Transporting Cord Blood
In attempting to understand the subject of cord blood banking, it may be beneficial to think in familiar terms. Start with some common idea – banking. In the most basic sense, a bank is that location where value is held with the likelihood that at future access can allow use of the resource. Sounds simple, right?
Let’s continue our manner of keeping things simple when considering cord blood banking, because cord blood banking functions in much the same way.
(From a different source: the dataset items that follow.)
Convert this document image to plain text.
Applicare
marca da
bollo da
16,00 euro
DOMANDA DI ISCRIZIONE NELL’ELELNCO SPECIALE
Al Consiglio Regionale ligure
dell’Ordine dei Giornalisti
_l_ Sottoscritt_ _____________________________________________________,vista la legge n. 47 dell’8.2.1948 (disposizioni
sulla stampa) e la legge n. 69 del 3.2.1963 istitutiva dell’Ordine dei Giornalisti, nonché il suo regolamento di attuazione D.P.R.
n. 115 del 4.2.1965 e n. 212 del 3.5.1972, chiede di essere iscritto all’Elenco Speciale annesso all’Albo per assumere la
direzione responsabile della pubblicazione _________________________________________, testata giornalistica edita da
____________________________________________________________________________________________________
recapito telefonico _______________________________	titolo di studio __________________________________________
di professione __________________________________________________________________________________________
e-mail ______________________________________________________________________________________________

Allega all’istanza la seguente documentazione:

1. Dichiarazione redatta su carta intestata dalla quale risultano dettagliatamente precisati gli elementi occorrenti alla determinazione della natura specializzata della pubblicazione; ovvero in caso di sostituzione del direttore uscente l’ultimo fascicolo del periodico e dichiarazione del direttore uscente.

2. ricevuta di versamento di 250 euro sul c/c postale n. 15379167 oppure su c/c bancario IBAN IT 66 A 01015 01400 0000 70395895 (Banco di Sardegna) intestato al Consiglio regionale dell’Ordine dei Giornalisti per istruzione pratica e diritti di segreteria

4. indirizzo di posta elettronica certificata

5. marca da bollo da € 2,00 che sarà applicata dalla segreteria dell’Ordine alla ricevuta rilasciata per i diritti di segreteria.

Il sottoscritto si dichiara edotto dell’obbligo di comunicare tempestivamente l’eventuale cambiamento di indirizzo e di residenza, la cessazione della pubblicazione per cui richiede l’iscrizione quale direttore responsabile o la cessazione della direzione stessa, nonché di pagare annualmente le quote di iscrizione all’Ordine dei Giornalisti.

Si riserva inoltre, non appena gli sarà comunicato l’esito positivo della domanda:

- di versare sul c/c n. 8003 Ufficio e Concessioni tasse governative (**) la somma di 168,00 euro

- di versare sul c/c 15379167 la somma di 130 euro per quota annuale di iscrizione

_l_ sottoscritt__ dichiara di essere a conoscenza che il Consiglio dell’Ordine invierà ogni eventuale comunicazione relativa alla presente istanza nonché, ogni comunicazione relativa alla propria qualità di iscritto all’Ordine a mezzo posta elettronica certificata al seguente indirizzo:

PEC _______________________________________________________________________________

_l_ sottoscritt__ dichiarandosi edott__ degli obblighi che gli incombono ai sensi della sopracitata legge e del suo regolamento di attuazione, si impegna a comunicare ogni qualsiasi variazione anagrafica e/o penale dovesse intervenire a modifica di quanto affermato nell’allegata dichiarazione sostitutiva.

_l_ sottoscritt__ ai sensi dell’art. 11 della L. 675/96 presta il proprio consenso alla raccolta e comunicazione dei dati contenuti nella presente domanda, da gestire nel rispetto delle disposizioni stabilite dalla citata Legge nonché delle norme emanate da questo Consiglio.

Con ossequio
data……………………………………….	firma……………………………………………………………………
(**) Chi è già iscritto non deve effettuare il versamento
What’s different, perhaps, is the notion of storing the blood taken from an umbilical cord shortly after the birth of a newborn for the purpose of treating illnesses in the future.
Ask your obstratritian about cord blood banking donations and he or she will surely be able to provide some information and resources. The overall view is that cord blood banking is a very simple and effective way to help with the treatment of a number of diseases, some of them potentially devastating.
Cord blood banking saves valuable stem cells
The blood found in the umbilical cord is uniquely populated with stem cells which have been known to regenerate to help purify the blood system and rejuvenate the immune system. The stem cells saved through cord blood banking are sometimes used in the treatment of patients recovering from chemotherapy which tends to kill off virtually all the cells in the body.
Cord blood banking started in 1990 when doctors began gathering the blood from umbilical cords and cryogenically freezing the samples. A standard sample size is about 75 ml, or 1/3 of a cup, and contains millions of stem cells. The cryogenic process of cord blood banking essentially captures the vitality of the cells as it freezes them until a time in the future when this dynamic resource is needed again.
Stem cells also exist in bone marrow; but whereas the donor and recipient must be an exact marrow match, with cord blood banking the two patients must be only a half-match. This option dramatically increases successful stem cell transplants and has the benefit of lowering risk for the recipient. That’s why cord blood banking is seen as such an important investment in human health.